La perte brutale d’un être cher est d’une violence telle qu’aucun mot ne saurait en atténuer la douleur.
Le départ de ton père, Ahmed Aït Bachir, auquel personne ne s’attendait, en cette fin de mois de janvier 2026, m’a profondément bouleversé.
Ahmed était pour moi un frère et un compagnon de combat.
Un frère de cœur, au regard et au sourire apaisants.
Nous nous étions connus au sein du RCD, à l’époque où, avec Idir Ounoughene, il dirigeait le Bureau régional de Tizi Ouzou. Il en avait fait une véritable ruche pour les jeunes militants : une belle promesse, un pari audacieux sur l’avenir, que certains, au sommet, considéraient alors à tort comme une perte de temps.

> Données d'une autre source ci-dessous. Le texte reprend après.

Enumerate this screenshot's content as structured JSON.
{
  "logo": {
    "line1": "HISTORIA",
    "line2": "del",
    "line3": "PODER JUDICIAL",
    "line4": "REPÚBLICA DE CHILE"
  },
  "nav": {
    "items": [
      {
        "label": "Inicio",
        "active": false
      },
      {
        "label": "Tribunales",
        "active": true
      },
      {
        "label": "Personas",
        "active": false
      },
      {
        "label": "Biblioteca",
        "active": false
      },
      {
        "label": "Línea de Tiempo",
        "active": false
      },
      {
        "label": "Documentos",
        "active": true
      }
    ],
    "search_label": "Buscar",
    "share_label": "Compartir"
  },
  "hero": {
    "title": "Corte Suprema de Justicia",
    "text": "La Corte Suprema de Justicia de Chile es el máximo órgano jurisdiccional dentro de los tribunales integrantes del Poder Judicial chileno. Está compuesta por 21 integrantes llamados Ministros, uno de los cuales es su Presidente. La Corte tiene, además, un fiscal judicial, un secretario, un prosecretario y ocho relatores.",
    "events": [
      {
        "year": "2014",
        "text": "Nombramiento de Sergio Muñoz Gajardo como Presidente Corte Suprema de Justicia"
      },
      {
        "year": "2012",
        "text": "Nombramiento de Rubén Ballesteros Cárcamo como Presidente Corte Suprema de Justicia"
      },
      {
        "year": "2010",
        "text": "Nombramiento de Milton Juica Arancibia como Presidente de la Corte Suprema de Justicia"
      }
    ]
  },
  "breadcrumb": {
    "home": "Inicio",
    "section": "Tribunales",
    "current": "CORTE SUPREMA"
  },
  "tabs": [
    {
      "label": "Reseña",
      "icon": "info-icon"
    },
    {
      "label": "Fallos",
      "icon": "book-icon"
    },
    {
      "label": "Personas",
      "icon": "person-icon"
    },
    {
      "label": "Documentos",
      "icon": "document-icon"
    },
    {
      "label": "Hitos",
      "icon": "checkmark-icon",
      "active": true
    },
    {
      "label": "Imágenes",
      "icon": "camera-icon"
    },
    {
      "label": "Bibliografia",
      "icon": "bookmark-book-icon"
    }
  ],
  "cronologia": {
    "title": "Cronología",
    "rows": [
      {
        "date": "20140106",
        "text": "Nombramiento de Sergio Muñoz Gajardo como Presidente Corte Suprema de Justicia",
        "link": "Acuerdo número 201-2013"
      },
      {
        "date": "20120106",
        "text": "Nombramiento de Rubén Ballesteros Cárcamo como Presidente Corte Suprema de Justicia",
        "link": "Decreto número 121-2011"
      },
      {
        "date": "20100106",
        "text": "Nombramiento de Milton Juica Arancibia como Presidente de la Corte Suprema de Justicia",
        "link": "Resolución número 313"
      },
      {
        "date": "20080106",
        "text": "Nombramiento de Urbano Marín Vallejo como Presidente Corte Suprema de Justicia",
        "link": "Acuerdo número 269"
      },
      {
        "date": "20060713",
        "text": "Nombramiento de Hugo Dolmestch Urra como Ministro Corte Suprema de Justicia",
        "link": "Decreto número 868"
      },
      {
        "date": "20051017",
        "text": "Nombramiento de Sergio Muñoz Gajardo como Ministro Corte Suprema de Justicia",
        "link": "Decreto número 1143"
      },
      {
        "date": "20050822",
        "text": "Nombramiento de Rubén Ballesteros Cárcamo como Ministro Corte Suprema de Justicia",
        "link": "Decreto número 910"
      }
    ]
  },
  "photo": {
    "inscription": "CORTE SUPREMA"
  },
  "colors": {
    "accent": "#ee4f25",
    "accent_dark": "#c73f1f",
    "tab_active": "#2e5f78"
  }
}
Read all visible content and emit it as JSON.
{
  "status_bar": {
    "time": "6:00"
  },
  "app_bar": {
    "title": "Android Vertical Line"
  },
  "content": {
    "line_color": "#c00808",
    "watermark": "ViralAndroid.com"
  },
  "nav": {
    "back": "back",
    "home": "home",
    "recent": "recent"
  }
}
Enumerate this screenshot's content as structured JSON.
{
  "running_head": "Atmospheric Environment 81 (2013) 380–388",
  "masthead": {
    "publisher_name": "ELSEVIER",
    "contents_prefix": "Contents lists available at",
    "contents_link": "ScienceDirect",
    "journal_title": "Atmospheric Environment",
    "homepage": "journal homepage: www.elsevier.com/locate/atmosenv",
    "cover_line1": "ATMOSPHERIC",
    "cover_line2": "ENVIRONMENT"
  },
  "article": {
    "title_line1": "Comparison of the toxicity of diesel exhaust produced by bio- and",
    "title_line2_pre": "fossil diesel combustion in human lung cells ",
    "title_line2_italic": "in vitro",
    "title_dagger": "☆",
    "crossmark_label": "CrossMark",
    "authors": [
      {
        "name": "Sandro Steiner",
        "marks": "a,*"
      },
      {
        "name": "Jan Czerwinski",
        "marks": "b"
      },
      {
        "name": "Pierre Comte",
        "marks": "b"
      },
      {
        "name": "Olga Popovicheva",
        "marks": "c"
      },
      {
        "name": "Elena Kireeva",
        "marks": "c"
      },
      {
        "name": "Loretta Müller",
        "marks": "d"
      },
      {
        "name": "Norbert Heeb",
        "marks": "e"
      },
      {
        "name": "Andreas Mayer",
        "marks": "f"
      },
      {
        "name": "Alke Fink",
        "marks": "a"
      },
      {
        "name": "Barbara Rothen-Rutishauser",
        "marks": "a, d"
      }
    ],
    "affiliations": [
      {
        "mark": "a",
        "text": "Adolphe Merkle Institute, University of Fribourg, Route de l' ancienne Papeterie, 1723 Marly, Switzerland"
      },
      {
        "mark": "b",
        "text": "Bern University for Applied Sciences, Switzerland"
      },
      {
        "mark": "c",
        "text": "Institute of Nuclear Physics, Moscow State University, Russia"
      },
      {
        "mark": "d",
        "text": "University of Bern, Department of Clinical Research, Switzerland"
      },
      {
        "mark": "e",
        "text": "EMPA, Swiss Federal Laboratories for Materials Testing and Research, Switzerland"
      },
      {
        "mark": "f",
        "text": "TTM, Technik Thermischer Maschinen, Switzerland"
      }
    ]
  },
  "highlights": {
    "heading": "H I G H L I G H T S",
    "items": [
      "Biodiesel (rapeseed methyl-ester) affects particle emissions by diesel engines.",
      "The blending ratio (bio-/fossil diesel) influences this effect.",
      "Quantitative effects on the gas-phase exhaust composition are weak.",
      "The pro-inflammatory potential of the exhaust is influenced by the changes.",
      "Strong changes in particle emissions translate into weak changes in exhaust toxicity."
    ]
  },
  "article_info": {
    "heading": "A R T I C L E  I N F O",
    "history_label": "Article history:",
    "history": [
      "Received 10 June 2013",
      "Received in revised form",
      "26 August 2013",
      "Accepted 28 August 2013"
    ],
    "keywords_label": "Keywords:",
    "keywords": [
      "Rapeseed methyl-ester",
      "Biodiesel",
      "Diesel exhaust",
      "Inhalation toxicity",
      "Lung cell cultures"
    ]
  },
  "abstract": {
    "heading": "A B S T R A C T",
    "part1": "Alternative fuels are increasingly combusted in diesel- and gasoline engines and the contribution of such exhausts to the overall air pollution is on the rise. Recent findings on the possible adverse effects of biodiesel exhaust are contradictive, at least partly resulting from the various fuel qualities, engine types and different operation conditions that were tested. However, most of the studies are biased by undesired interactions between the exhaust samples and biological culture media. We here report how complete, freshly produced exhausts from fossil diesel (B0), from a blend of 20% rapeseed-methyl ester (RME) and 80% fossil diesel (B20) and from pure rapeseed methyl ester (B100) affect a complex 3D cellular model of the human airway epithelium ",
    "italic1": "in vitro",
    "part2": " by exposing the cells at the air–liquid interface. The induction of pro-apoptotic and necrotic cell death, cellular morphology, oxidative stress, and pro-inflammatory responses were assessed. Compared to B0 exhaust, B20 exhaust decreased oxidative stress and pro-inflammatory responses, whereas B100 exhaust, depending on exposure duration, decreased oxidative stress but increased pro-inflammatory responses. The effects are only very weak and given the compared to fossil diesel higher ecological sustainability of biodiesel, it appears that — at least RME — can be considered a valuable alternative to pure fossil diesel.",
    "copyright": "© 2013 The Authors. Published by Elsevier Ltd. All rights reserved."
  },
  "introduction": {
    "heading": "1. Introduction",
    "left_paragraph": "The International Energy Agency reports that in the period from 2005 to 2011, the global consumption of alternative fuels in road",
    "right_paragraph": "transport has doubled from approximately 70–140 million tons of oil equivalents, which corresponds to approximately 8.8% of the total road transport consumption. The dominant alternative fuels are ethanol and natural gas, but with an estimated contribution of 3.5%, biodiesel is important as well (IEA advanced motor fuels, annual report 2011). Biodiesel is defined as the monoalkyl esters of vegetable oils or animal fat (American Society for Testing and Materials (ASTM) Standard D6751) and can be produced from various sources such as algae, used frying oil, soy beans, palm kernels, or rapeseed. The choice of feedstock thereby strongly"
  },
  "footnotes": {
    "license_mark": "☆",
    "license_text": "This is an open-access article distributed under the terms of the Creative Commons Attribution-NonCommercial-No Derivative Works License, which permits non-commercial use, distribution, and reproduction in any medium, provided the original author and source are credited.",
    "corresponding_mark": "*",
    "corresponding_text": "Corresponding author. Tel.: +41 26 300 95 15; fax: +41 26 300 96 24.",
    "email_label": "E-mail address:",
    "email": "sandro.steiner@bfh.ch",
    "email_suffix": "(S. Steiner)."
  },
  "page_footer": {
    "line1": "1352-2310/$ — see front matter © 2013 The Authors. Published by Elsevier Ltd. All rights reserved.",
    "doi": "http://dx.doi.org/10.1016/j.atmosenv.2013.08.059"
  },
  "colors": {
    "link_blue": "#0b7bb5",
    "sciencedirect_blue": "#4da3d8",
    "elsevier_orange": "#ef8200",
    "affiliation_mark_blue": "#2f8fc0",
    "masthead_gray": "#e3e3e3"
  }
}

Sa démission provoqua la seconde véritable hémorragie du Rassemblement, après celle survenue au lendemain de la marche historique du MCB du 25 janvier 1990. Il avait très mal vécu l’accusation de clanisme portée contre le groupe de Michelet.
Nous ne nous sommes retrouvés qu’en mai 2001, en compagnie du Dr Mahiou Faredj, Abdenour Abdeslam, Hemmou Boumedine, Amar Falli, Ali Asli, et d’autres, pour la création d’une nouvelle structure appelée à devenir le MAK.
Lors de la Déclaration du 5 juin 2001, à la Maison des Droits de l’Homme, il fut, parmi ce groupe, l’un des très rares, et le seul présent à mes côtés, à assumer pleinement cet engagement.
Il sacrifia son temps et ses moyens matériels pour sillonner la Kabylie et porter la revendication de l’autonomie dans villes et villages.
Au village d’Aqawej, investi par les Ârchs qui tentaient de nous interdire de prendre la parole, il était fier que j’y prononce un discours.
Soumis au chantage des services algériens, qui refusaient aux assurances d’indemniser le vol de sa marchandise dans son dépôt de produits pharmaceutiques tant qu’il ne quittait pas le MAK, il décida de s’expatrier en France, où il occupa la fonction de président du mouvement à Paris.
La divergence apparue par la suite sur l’avenir indépendantiste du MAK n’altéra en rien la qualité de nos relations.
Tout en restant fidèle à son idéal autonomiste, il participa souvent à nos manifestations. Sa dernière réaction pour défendre notre honneur remonte à la fin du mois de décembre dernier.
Hmimi, comme nous l’appelions tous affectueusement, était pétri de kabylité et de valeurs ancestrales.
Homme de conciliation, il jouait naturellement le rôle de trait d’union entre groupes et entre personnalités politiques kabyles.
La Kabylie est aujourd’hui orpheline d’un sage, d’un homme d’honneur, de dignité et de constance.
Les mots pour dire notre douleur collective ne sont, hélas, que des cautères sur une jambe de bois.
Par ce témoignage, je veux dire que le grand Ahmed Aït Bachir restera à jamais au cœur de notre histoire, comme un symbole de sagesse et de dignité.
Malgré la perte tragique de son fils cadet, Chakib, il ne s’était pas résigné à prendre sa retraite politique. Amoureux passionné de la langue kabyle, qu’il a enrichie de deux ouvrages remarquables, il demeurera pour moi un frère pour l’éternité.
À son fils, Mahman, et à toute sa famille, j’adresse l’expression de ma compassion la plus sincère et de ma solidarité fraternelle.